One of Chris Light’s favorite dishes to eat was Cantonese seafood stew, which includes an abundance of different types of seafood delicacies such as sea cucumber, fish maw, and abalone.

“Growing up in Taiwan, we always had one dish that nobody's supposed to touch for until days after Chinese New Year,” says Light. “There's a phrase called nian nian you yu, meaning every year you have leftovers or are overflowing, excess. Every year, we would have one huge steamed fish, and we would just leave it there for days to just give that feeling that we have a lot of extra left over from the previous year to this year.”

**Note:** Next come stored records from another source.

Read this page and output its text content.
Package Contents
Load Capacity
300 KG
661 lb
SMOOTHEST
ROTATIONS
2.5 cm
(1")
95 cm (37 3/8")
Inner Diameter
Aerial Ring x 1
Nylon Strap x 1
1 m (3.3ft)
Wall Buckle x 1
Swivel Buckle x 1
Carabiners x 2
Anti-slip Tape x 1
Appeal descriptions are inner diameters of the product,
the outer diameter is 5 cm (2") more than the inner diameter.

Another tradition is handing out red envelopes filled with money to children. “One huge thing is greeting the ‘elderly,’” Light shares. “The aunts and uncles would come over to our house, or we would walk over to their house. Every time you visit their house, that was a sure way of receiving a red envelope, so you wanted to visit as many as possible.”

A newer tradition that Light adopted was gathering with friends after New Year’s dinner to play a game of Hoo Hey How (translated as Fish Crab Prawn), which is a traditional Chinese dice game.

“It's a simple little game that you can bet on—it's almost like roulette really,” Light explains. “It’s a very interesting game that you usually only play during Chinese New Year for good luck.”